Later steps read the token via:

"Authorization": "Bearer ${res:loginSuccess.bodyJson.data.accessToken}"

Saving the full response rather than only the token preserves everything the API returns — useful when later steps need other response fields.

Scenario Chaining With util.require

A common SolidX pattern is:

  1. create a reusable bootstrap scenario, usually authentication
  2. save its result with saveAs
  3. start later scenarios with util.require
  4. fail early with a helpful message if the prerequisite resource is missing

Example:

{
  "given": {
    "op": "util.require",
    "with": {
      "resource": "loginSuccess",
      "message": "Run scenario api-authenticate-success first to create loginSuccess."
    }
  }
}

The venue module uses this pattern throughout its authenticated API scenarios.

Custom Specs

When built-in operations are not enough, use test.spec.

Example step:

{
  "when": {
    "op": "test.spec",
    "spec": "example.customHealth",
    "with": {
      "input": {
        "url": "${env:API_BASE_URL}/health"
      }
    },
    "saveAs": "custom.health"
  }
}

Custom specs are registered through the spec registry and made available via testing.specs.

Real project pattern:

{
  "specs": ["testing/register-test-specs.js"]
}

That registrar then maps ids such as venue.customHealth to concrete spec implementations.

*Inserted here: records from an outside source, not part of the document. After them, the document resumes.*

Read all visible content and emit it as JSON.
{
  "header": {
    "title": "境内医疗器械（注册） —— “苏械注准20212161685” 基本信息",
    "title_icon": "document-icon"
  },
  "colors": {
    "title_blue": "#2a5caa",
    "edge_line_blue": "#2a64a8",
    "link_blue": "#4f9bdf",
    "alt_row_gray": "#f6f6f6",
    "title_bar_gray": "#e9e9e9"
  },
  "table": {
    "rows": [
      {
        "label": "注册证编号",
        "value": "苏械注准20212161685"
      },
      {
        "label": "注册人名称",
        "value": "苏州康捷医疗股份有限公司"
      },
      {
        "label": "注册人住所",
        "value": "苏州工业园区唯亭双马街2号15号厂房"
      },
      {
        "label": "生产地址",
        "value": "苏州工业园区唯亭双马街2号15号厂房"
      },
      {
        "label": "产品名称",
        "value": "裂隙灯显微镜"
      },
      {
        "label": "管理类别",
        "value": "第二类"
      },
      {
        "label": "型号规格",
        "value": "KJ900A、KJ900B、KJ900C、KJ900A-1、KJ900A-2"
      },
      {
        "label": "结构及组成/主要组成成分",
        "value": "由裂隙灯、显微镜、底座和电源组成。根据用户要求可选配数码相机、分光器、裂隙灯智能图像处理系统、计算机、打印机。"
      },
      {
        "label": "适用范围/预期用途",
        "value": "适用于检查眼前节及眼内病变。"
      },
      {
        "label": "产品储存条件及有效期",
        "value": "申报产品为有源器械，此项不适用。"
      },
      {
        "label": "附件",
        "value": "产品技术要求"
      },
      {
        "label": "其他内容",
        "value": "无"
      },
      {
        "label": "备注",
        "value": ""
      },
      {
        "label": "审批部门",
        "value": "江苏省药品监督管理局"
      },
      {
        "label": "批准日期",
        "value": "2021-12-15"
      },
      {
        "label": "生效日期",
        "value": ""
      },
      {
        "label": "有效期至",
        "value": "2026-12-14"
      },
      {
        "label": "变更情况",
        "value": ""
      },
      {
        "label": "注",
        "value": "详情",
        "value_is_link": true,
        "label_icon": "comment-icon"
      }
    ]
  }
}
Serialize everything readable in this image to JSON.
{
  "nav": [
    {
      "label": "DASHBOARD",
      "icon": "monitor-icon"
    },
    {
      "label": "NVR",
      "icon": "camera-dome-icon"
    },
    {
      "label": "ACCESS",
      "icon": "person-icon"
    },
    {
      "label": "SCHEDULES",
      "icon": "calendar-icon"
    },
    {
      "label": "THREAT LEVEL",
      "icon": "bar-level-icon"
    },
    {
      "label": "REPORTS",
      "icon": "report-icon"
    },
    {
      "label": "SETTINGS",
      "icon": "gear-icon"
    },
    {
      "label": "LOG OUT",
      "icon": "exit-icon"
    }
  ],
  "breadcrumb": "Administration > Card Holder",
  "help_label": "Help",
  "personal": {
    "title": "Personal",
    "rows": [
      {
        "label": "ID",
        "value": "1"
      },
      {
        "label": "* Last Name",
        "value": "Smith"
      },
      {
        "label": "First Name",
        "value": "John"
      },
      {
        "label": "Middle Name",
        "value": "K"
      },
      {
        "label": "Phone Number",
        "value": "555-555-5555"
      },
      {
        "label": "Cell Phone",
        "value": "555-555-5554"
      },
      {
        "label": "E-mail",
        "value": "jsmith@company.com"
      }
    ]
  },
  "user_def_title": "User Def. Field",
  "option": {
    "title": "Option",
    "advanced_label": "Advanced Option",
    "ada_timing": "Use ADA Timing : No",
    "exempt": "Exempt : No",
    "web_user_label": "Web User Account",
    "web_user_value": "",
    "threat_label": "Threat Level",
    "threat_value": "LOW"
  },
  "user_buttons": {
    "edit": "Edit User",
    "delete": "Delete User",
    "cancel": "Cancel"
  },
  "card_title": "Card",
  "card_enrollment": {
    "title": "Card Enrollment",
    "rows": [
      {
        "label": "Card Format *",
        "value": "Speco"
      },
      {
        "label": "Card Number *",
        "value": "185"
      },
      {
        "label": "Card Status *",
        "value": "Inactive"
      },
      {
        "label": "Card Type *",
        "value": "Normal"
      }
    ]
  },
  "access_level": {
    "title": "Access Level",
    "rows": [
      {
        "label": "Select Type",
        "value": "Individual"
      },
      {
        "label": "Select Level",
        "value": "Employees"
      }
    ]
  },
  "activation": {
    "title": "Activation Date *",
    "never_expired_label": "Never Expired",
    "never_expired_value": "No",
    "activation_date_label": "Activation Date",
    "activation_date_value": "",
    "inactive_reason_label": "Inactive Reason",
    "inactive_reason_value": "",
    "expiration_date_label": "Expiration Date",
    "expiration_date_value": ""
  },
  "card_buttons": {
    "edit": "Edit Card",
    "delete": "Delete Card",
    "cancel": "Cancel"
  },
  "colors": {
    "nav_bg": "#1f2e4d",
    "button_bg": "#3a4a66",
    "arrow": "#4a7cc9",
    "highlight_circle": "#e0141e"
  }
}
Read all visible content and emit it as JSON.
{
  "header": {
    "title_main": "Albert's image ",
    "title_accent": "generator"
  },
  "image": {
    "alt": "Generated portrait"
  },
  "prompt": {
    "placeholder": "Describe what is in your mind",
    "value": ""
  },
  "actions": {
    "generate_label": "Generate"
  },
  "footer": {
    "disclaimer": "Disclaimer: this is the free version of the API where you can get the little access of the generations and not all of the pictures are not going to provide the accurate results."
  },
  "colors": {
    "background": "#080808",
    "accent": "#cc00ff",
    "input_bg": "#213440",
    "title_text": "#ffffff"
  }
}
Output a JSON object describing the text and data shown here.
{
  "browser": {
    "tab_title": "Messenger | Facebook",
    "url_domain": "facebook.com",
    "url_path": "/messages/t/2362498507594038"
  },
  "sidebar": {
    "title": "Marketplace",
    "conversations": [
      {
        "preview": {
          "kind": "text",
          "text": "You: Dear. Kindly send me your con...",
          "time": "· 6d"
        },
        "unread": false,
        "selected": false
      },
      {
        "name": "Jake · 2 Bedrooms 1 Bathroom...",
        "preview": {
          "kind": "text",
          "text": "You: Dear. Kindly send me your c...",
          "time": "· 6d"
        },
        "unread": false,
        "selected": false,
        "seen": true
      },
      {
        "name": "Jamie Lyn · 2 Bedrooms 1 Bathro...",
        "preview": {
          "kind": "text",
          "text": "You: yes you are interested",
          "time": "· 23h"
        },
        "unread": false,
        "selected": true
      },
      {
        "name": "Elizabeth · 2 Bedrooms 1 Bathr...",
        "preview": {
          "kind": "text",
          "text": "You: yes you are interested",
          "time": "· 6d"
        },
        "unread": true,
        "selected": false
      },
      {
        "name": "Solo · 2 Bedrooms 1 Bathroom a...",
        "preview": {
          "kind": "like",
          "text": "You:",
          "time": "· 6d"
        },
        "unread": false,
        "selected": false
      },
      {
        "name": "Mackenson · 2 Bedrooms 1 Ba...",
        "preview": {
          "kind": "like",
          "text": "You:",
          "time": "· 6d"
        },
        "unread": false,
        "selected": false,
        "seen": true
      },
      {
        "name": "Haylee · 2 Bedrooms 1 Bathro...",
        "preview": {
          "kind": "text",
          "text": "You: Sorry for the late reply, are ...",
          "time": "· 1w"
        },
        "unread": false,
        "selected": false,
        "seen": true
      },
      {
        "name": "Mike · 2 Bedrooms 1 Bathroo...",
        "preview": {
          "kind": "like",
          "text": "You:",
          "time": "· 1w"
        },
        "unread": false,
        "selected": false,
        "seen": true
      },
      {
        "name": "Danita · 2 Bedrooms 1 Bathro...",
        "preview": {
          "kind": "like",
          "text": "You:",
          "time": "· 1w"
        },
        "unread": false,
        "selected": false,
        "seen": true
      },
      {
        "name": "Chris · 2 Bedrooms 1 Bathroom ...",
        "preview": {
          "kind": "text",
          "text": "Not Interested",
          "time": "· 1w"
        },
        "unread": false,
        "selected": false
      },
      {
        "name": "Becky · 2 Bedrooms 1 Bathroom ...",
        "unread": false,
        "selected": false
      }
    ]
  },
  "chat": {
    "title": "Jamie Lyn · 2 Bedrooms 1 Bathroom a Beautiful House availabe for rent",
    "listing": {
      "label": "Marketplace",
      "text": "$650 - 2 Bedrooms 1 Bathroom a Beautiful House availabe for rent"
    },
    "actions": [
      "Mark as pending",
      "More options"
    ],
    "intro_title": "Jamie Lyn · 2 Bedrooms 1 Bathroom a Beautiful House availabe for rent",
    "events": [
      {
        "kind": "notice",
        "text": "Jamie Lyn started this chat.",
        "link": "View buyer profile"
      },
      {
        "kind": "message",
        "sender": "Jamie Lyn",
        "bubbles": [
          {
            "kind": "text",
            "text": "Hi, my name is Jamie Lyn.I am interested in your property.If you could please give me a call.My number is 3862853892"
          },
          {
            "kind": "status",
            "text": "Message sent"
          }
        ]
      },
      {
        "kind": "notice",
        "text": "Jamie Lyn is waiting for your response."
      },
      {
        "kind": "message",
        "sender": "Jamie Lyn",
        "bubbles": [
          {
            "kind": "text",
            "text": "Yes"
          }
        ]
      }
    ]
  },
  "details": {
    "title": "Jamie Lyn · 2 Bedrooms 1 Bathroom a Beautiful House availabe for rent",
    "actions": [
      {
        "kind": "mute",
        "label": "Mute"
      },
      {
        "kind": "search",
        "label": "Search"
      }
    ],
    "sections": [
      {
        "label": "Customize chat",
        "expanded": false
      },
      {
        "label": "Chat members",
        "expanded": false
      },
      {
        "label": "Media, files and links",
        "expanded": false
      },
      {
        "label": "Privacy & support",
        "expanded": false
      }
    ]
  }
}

The venue example also shows a helpful convention where with.input includes both:

  • direct input values, such as a health URL
  • and a resource path, such as authResourcePath

This lets a custom spec combine metadata input with previously saved runtime state.

Authoring Recommendations

Recommended practices:

  • keep scenario ids stable and descriptive
  • use tags such as smoke, regression, or auth
  • keep API and UI scenarios small and composable
  • use generate module or seed workflows consistently before execution
  • prefer saveAs plus interpolation over hard-coded chained values
  • reserve test.spec for genuine escape-hatch cases
  • prefer reusable fixture libraries in testing.data over repeating large payloads inline
  • make scenario prerequisites explicit with util.require
  • keep one small authentication bootstrap scenario per module when many scenarios need auth

When To Use API vs UI vs Mixed

  • Use api when you want fast, direct, backend-facing verification.
  • Use ui when you want browser-level user-flow verification.
  • Use mixed when your flow crosses both layers and it would be artificial to separate them.